Livre e com a voz afiada nos ataques Lula deixa prisão após 580 dias e, mesmo afirmando não haver "ódio", reitera críticas à Lava-Jato, setores da Justiça e a Jair Bolsonaro

Publicação: 09/11/2019 03:00

O ex-presidente Luiz Inácio Lula da Silva, 74, foi solto na tarde desta sexta-feira e, em meio aos planos de retomada da agenda partidária, adotou um discurso com fortes ataques à Lava-Jato e a setores do Judiciário. A saída do petista da sede da Superintendência da Polícia Federal do Paraná, em Curitiba, ocorreu um dia após uma decisão do Supremo Tribunal Federal, que, por 6 votos a 5, alterou a jurisprudência que desde 2016 permitia a prisão logo após a segunda instância, antes de esgotadas as possibilidades de recurso.

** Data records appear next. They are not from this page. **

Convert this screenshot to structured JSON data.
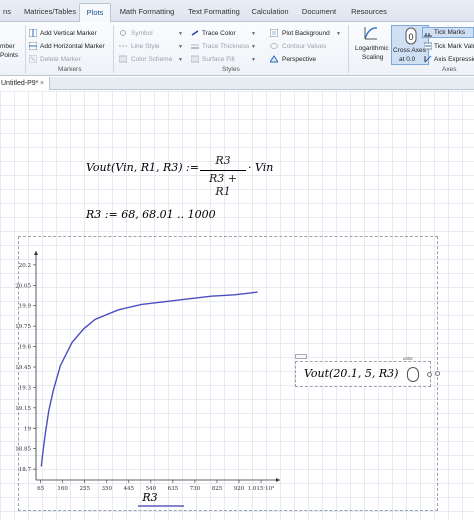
{
  "tabs": [
    {
      "label": "ns",
      "active": false
    },
    {
      "label": "Matrices/Tables",
      "active": false
    },
    {
      "label": "Plots",
      "active": true
    },
    {
      "label": "Math Formatting",
      "active": false
    },
    {
      "label": "Text Formatting",
      "active": false
    },
    {
      "label": "Calculation",
      "active": false
    },
    {
      "label": "Document",
      "active": false
    },
    {
      "label": "Resources",
      "active": false
    }
  ],
  "ribbon": {
    "points_line1": "mber",
    "points_line2": "Points",
    "add_vertical_marker": "Add Vertical Marker",
    "add_horizontal_marker": "Add Horizontal Marker",
    "delete_marker": "Delete Marker",
    "markers_group": "Markers",
    "symbol": "Symbol",
    "line_style": "Line Style",
    "color_scheme": "Color Scheme",
    "trace_color": "Trace Color",
    "trace_thickness": "Trace Thickness",
    "surface_fill": "Surface Fill",
    "plot_background": "Plot Background",
    "contour_values": "Contour Values",
    "perspective": "Perspective",
    "styles_group": "Styles",
    "log_scaling_line1": "Logarithmic",
    "log_scaling_line2": "Scaling",
    "cross_axes_line1": "Cross Axes",
    "cross_axes_line2": "at 0.0",
    "tick_marks": "Tick Marks",
    "tick_mark_values": "Tick Mark Valu",
    "axis_expressions": "Axis Expressio",
    "axes_group": "Axes",
    "cross_axes_icon_value": "0"
  },
  "document": {
    "tab_label": "Untitled-P9*",
    "close_glyph": "×"
  },
  "math": {
    "definition_lhs": "Vout(Vin, R1, R3) :=",
    "numerator": "R3",
    "denominator": "R3 + R1",
    "times_vin": "· Vin",
    "range_def": "R3 := 68, 68.01 .. 1000",
    "eval_expr": "Vout(20.1, 5, R3)",
    "eval_units_label": "units"
  },
  "chart_data": {
    "type": "line",
    "xlabel": "R3",
    "xlim": [
      68,
      1000
    ],
    "ylim": [
      18.62,
      20.28
    ],
    "x_ticks": [
      {
        "v": 65,
        "label": "65"
      },
      {
        "v": 160,
        "label": "160"
      },
      {
        "v": 255,
        "label": "255"
      },
      {
        "v": 350,
        "label": "350"
      },
      {
        "v": 445,
        "label": "445"
      },
      {
        "v": 540,
        "label": "540"
      },
      {
        "v": 635,
        "label": "635"
      },
      {
        "v": 730,
        "label": "730"
      },
      {
        "v": 825,
        "label": "825"
      },
      {
        "v": 920,
        "label": "920"
      },
      {
        "v": 1015,
        "label": "1.015·10³"
      }
    ],
    "y_ticks": [
      {
        "v": 18.7,
        "label": "18.7"
      },
      {
        "v": 18.85,
        "label": "18.85"
      },
      {
        "v": 19,
        "label": "19"
      },
      {
        "v": 19.15,
        "label": "19.15"
      },
      {
        "v": 19.3,
        "label": "19.3"
      },
      {
        "v": 19.45,
        "label": "19.45"
      },
      {
        "v": 19.6,
        "label": "19.6"
      },
      {
        "v": 19.75,
        "label": "19.75"
      },
      {
        "v": 19.9,
        "label": "19.9"
      },
      {
        "v": 20.05,
        "label": "20.05"
      },
      {
        "v": 20.2,
        "label": "20.2"
      }
    ],
    "series": [
      {
        "color": "#4b4fc0",
        "x": [
          68,
          75,
          85,
          100,
          120,
          150,
          200,
          250,
          300,
          400,
          500,
          600,
          700,
          800,
          900,
          1000
        ],
        "y": [
          18.72,
          18.83,
          18.96,
          19.13,
          19.28,
          19.46,
          19.63,
          19.73,
          19.8,
          19.87,
          19.91,
          19.93,
          19.95,
          19.97,
          19.98,
          20.0
        ]
      }
    ]
  }
}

Lula deixou a cadeia às 17h40, foi recebido na rua por centenas de apoiadores e beijou a namorada, a socióloga Rosangela da Silva, a Janja. Em discurso de 16 minutos, falou em “safadeza” e “canalhice” do que chamou de “lado podre” do Ministério Público Federal, da Polícia Federal, da Justiça e da Receita Federal, Setores que, segundo ele, trabalharam para criminalizar a esquerda, o PT e o próprio Lula.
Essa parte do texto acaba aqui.